Folha PE – Dezoito dias depois de ser nomeado pelo presidente Luiz Inácio Lula da Silva (PT) ministro do Empreendedorismo, da Microempresa e da Empresa de Pequeno Porte, o procurador da Fazenda Nacional Tadeu Alencar, 63 anos, deixa o cargo nesta quarta-feira (22). A exoneração, assinada pelo presidente em exercício, Geraldo Alckmin (PSB), será publicada no Diário Oficial da União (DOU) de amanhã. No fim da tarde de hoje, ele divulgou nota nas redes sociais resumindo o período em que esteve à frente da pasta.
“Não reivindiquei, não articulei, não angariei apoios, não busquei qualquer patrocínio, visando a tal nomeação, porque a política, antes de ser feita em torno de personalismos, deve se fazer em torno de projetos”, registra o texto do agora ex-ministro, que antes ocupava a Secretaria-Executiva da pasta.
A saída é consequência de uma articulação do PSB que contempla o ex-secretário Nacional de Justiça durante a gestão de Ricardo Lewandowski no Ministério da Justiça e Segurança Pública, Paulo Henrique Rodrigues Pereira. Também filiado ao PSB, Paulo Henrique Pereira tem o apoio do ex-governador de São Paulo Márcio França, que comandava a pasta e saiu para disputar uma vaga ao Senado. O indicado também é ligado à deputada federal Tabata Amaral (PSB-SP), mulher do presidente nacional do PSB, João Campos, e foi o nome defendido pelo ex-prefeito do Recife junto ao presidente Lula.
“Para mim, o melhor para o partido deveria ser o melhor para qualquer militante desse partido… Eu não quero entrar em detalhes dessas tensões, porque elas são questões internas e que foram superadas com a decisão, uma solução política, que nós construímos”, afirmou Tadeu Alencar, em entrevista à Folha de Pernambuco.
O ex-ministro avalia agora quais serão os próximos passos. Recebeu de Alckmin convite para assessorá-lo na vice-presidência. Pode também reforçar a campanha de João Campos ao governo ou ainda voltar para a Câmara dos Deputados e ocupar uma das vagas na condição de segundo suplente do PSB. Veja os principais trechos da conversa e a íntegra da nota divulgada.
Trajetória
O ministro lembrou a trajetória no governo Lula III, do qual participou desde a transição, ainda em 2022. Antes de integrar o Ministério do Empreendedorismo, ele ajudou a desenhar a atuação do Ministério da Justiça e Segurança Pública e posteriormente foi convidado pelo então ministro Flávio Dino para chefiar a Secretaria Nacional de Segurança Pública.

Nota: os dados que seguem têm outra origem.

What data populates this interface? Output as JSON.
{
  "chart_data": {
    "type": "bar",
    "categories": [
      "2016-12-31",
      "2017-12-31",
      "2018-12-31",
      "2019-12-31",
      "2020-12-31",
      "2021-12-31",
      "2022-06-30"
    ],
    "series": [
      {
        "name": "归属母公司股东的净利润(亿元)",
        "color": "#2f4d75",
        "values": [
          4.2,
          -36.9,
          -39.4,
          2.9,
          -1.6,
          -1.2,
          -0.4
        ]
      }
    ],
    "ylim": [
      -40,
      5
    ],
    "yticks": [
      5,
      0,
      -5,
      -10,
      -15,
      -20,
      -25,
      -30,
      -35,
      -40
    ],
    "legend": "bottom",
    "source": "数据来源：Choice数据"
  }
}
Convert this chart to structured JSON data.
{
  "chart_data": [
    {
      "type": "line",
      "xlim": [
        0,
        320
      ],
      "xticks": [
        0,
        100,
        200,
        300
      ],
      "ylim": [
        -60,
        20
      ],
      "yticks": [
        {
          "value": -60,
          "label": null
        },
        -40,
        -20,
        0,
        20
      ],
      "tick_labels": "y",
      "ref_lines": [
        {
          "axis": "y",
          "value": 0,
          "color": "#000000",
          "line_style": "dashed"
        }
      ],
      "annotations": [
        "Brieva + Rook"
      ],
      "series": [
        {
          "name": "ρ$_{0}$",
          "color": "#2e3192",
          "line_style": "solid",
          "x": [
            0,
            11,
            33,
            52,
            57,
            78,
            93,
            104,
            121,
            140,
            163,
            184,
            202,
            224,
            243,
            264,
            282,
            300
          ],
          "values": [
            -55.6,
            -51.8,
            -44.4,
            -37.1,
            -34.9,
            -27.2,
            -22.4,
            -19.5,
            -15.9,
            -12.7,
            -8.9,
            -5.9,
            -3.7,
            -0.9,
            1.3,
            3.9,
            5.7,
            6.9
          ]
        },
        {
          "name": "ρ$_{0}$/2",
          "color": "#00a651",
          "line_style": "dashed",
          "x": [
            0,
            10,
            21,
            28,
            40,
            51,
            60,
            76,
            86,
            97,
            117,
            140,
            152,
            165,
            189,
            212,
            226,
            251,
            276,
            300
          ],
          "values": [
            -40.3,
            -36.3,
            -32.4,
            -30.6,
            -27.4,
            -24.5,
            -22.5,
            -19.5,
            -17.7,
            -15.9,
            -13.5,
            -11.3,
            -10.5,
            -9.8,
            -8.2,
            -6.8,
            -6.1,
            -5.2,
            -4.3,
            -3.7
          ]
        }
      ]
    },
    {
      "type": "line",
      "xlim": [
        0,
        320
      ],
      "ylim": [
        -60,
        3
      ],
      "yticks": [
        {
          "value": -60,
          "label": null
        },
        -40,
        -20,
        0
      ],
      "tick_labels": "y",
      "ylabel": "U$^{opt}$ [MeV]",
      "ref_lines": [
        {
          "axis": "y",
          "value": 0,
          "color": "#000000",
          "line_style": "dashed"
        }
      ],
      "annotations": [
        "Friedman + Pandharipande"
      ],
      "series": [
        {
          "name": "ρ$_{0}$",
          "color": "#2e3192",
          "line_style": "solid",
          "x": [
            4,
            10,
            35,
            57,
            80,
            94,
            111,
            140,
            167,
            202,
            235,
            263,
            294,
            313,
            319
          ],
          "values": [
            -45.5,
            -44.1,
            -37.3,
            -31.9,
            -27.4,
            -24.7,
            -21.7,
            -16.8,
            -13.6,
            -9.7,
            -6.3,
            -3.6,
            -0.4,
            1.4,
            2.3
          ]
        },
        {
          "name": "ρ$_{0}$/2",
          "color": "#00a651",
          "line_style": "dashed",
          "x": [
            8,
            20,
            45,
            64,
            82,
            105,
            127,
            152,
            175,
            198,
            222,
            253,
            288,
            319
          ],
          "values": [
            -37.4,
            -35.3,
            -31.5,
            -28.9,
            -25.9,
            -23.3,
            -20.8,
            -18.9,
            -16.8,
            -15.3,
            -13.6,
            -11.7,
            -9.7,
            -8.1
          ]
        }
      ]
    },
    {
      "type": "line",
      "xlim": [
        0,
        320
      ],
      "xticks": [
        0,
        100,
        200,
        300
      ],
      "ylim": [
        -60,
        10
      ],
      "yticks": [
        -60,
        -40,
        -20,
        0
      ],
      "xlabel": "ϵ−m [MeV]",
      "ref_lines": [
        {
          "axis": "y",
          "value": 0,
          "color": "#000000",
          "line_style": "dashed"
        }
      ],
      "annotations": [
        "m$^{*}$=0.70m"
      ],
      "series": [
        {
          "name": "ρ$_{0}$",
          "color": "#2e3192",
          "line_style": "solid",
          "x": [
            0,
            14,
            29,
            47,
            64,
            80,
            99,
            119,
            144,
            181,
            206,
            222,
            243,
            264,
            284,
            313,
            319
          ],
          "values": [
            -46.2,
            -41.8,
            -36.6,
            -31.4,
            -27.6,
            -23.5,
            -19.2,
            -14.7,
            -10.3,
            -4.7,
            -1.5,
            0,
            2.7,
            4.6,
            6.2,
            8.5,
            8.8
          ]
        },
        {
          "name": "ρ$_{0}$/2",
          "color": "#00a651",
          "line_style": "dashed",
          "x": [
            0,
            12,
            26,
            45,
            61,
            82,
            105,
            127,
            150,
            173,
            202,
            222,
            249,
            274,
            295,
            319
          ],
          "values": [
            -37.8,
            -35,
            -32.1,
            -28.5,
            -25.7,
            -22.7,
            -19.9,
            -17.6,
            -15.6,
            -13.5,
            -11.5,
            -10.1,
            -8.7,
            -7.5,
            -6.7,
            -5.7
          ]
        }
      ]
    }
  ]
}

“Fui Secretário Nacional de Segurança Pública, que é uma posição muito sensível, muito destacada, com um ministro que tinha uma disposição muito vigorosa de enfrentamento às organizações criminosas. Nós idealizamos lá um programa de enfrentamento às organizações criminosas que foi lançado em setembro de 2023 e depois, com a saída do ministro, naturalmente, como o convite foi dele, eu saí junto”, rememorou.
Eduardo e Arraes
Quadro histórico do PSB, o ministro reconheceu que a projeção nacional foi resultado da atuação no governo de Eduardo Campos (2007-2014), especialmente como secretário da Casa Civil e responsável por acompanhar o programa de combate à violência Pacto Pela Vida.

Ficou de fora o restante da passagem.